There is a notion that it pays to be a broker in the world of freight. It can seem like carriers are doing most of the work for the least amount of money. But does this idea hold weight?
It’s common that dispatchers and truckers think brokers are making a lot more than they do. People often think these middlemen get to tilt the prices so that they come out with a bit extra for doing the least amount of work.
In order to find out the truth, let’s look at a proper breakdown to see how much a freight brokerage, and its employees take home at the end of the day.
How Much Does a Freight Broker Make per Load?
Let’s look at the numbers of what a brokerage is bringing in. Though it may surprise some, on average, brokerages are making a net margin of around 3-8 percent per load (). So if the load was billed at $100, the brokerage would make $3-$8 on that load. When you’re managing a high volume of loads, this small number grows quickly.
For example, in 2021, C.H. Robinson – one of the largest freight brokerages in the world, wrapped up with total revenues at $23.1 billion, and its profit margin was 4.68 percent (). This profit margin seems slim, but 4.68 percent of $23.1 billion is $1.08 billion in profit. These profits come with a lot of headache and risk.

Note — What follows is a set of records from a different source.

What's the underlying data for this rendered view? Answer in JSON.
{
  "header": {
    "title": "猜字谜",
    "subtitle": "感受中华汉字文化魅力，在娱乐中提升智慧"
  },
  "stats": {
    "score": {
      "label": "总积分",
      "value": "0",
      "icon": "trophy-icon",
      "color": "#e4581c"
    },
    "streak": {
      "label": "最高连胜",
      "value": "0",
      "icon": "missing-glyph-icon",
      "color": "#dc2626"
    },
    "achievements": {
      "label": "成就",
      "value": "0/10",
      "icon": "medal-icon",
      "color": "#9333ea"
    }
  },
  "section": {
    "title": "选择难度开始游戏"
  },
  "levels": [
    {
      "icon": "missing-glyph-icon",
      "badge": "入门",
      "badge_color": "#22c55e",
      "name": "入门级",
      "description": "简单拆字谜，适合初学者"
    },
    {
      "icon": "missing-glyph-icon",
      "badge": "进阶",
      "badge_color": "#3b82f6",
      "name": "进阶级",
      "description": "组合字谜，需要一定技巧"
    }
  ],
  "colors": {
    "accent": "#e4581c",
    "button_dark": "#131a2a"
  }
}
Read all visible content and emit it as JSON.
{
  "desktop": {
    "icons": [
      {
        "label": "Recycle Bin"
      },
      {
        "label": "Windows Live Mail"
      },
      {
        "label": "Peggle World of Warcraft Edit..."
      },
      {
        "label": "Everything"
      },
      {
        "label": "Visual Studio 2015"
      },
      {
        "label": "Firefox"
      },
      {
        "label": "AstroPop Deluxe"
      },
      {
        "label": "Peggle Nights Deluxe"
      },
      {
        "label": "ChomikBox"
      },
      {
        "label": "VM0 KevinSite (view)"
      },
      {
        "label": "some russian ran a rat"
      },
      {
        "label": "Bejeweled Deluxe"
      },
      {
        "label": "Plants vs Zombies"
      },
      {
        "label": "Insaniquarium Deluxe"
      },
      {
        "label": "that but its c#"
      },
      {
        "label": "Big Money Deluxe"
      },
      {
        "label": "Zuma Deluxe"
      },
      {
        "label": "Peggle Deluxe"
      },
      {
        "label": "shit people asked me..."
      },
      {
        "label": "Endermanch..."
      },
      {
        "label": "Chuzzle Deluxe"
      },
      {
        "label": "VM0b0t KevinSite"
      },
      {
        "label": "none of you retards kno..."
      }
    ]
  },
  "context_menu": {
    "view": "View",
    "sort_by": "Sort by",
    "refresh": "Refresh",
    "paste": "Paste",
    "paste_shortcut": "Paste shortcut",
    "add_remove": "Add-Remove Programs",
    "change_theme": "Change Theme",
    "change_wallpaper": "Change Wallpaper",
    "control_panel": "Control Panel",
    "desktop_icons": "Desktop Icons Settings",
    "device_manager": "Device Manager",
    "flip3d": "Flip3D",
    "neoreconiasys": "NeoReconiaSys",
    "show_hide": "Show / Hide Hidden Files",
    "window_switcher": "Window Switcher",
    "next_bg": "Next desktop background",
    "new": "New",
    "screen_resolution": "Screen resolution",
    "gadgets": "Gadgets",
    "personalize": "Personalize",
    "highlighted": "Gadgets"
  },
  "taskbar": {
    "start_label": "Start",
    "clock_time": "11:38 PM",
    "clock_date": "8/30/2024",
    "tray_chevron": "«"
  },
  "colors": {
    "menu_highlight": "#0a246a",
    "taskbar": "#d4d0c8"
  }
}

While the overhead costs of running a freight brokerage may not be as much as running a trucking company, you still need to consider costs. Such as an office space, paying employees, insurance, keeping up with the newest software, and ensuring you have the cash flow to operate. Many shippers, especially the largest, tend to pay freight brokers 60-90 days, while a freight broker must pay a trucking company within 30 days.
Freight Broker Salary
Now let’s take a closer look at employee pay. A broker’s take-home pay is based on their salary plus commission. That means the numbers will vary depending on the broker, their location, tools, relationships, and more.
For example, your average first-year broker could make around $60,000 (). Now, if we’re looking at someone with exceptional experience, who maintains a strong network and puts in long hours, the number drastically changes. That broker may see their base pay with added commissions totaling upwards of $150,000 to $200,000 at the end of the year.
In recent years, outsourcing has become more common. For example, we’ve seen a surge in outsourcing to Latin America and Eastern Europe. Outsourced freight broker employees might bring home around $1000 to $1500 a month. Freight brokerages that outsource will make a higher profit margin than those who employ strictly in the US.
The job can be lucrative for employees with the knowledge, skills, a desirable location, and the drive to make it happen. But as you’re learning the industry, expect to make an average salary.
The Reality of Being a Freight Broker
Remember: this is a business. A shipper is going to pay the market rate. Shippers usually have a few brokerages on the dial, whom they’ve built relationships. So they’re going to go with the one who will give them the best service at the best rate. And a good broker will do just that – provide a high-quality service at a profitable rate, while still reducing costs for those using their services to keep them coming back.
What Are the High-Quality Services Shippers Are Paying For?
It’s not hard to spot. These are the brokers who know the market. They put in the time to do the research and study changes to save time and money. Next, they work smarter, keeping up to date with the technology that makes the job easier. Finally, they take the time needed to build relationships with customers.
To learn more about building a successful freight brokerage, check out our article on 10 tips to win lanes and customers as a freight broker.
So in some cases, it may be true that brokers are making a lot of money, but at the same time, they’re putting in a lot of work to justify those numbers. A freight broker deals with two demanding parties: the shipper with high expectations and a trucking company demanding high rates. A freight broker has to do a delicate balancing act to keep them both happy. Brokers do that by keeping the costs within the market level and providing an expert level of service that keeps customers returning.